Я заплакал и пошел обратно. Не строго обратно, а куда ноги принесут. Ноги принесли меня к отцу, он сидел за большим дубовым столом и пил водку жестяной кружкой.
- Как нам быть? - спросил я жалобно.
- Жизнь такая штука... - ответил отец сочувственно и залпом выпил.
- Гастрит Колит Панкреатит - предположил я.
- Жизнь такая штука - отозвался отец, булькая большой бутылкой.
Он налил и мне.
- Нельзя - отказался я.
- Жизнь такая штука... - вздохнул отец и снова залпом выпил.
На другом конце его дубового стола стоял маленький телевизор, в нём сидели две личности и спорили.
Я заплакал сильнее и пошел домой. На улице, среди недостроенных домов бушевала природа. Двое рабочих и прораб спали под стрелой башенного крана. У них изо рта пахло салом, яйцом и луком. Я вернулся домой, жена все так же сидела на диване, покрытом пленкой, и измеряла температуру под кошкой. Об её ноги тёрлась мышка. А на кухне большими пузырями закипало свиное рыло, над ним вились мошки.

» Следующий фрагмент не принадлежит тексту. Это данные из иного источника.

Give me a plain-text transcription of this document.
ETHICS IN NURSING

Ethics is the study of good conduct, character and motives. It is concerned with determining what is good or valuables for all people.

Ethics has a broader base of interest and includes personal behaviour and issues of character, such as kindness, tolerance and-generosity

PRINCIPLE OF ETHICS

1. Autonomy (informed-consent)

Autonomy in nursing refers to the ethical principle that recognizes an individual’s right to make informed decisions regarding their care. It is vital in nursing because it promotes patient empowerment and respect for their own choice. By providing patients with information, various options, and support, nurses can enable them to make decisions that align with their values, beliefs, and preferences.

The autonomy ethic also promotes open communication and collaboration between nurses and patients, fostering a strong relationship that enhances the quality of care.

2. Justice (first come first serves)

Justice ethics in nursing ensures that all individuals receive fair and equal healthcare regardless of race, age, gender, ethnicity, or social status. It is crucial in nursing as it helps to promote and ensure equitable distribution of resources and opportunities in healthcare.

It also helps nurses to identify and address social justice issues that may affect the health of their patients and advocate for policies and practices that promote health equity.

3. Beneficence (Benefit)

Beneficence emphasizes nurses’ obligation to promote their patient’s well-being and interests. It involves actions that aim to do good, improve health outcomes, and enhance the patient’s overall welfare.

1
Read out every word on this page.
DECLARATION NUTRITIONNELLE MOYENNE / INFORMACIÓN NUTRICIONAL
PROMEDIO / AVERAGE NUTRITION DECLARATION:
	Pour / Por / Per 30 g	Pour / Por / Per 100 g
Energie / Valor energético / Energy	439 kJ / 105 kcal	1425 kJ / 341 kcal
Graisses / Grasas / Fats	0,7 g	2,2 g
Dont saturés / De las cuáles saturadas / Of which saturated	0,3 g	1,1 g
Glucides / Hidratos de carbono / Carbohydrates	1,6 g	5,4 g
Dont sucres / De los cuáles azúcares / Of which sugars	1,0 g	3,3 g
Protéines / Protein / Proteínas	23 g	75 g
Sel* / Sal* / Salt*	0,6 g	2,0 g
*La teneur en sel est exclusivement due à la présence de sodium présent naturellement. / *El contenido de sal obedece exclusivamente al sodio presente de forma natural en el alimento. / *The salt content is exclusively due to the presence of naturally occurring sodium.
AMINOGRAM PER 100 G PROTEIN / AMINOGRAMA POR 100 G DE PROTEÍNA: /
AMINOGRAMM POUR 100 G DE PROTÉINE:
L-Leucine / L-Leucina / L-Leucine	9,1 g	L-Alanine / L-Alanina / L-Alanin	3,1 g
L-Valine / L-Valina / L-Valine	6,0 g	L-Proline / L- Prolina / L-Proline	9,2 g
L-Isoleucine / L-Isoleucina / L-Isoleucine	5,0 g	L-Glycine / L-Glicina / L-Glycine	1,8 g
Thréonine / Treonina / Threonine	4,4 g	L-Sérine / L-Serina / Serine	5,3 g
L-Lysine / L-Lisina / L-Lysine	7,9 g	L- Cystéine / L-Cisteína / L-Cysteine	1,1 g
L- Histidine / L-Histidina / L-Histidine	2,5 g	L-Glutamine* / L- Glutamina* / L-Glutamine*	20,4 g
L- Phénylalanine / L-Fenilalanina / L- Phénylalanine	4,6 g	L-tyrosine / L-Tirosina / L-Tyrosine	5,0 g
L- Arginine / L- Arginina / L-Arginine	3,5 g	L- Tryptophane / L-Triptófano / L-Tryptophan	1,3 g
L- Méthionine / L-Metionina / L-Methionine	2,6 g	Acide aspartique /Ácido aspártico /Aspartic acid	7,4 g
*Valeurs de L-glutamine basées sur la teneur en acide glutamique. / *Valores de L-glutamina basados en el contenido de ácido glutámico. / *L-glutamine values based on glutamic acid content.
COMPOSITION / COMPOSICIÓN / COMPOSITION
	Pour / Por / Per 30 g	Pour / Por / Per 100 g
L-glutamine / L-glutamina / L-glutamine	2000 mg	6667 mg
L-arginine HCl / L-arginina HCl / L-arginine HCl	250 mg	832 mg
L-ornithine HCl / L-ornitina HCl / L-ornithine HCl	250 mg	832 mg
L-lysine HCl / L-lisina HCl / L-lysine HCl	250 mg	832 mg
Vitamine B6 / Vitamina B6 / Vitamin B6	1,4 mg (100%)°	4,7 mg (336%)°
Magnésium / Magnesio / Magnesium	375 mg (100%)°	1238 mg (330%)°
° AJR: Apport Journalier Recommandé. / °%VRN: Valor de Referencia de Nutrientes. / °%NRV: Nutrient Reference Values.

- Жизнь такая штука... - сказал я.
- Артрит Гайморит Менингит! - отозвалась она. Я сел рядом с ней на диван, покрытый плёнкой. По моим щекам по-прежнему текли слезы. Я подобрал с пола телефон.
- Ошиблись номером! - недовольно сказала мне трубка.
- Сориентируйте меня... - сказал я, всхлипывая - сориентируйте...
В моем доме не было крыши, потому над головой пронзительно зияло безобразное небо. А под ним лежал недоделанный мир.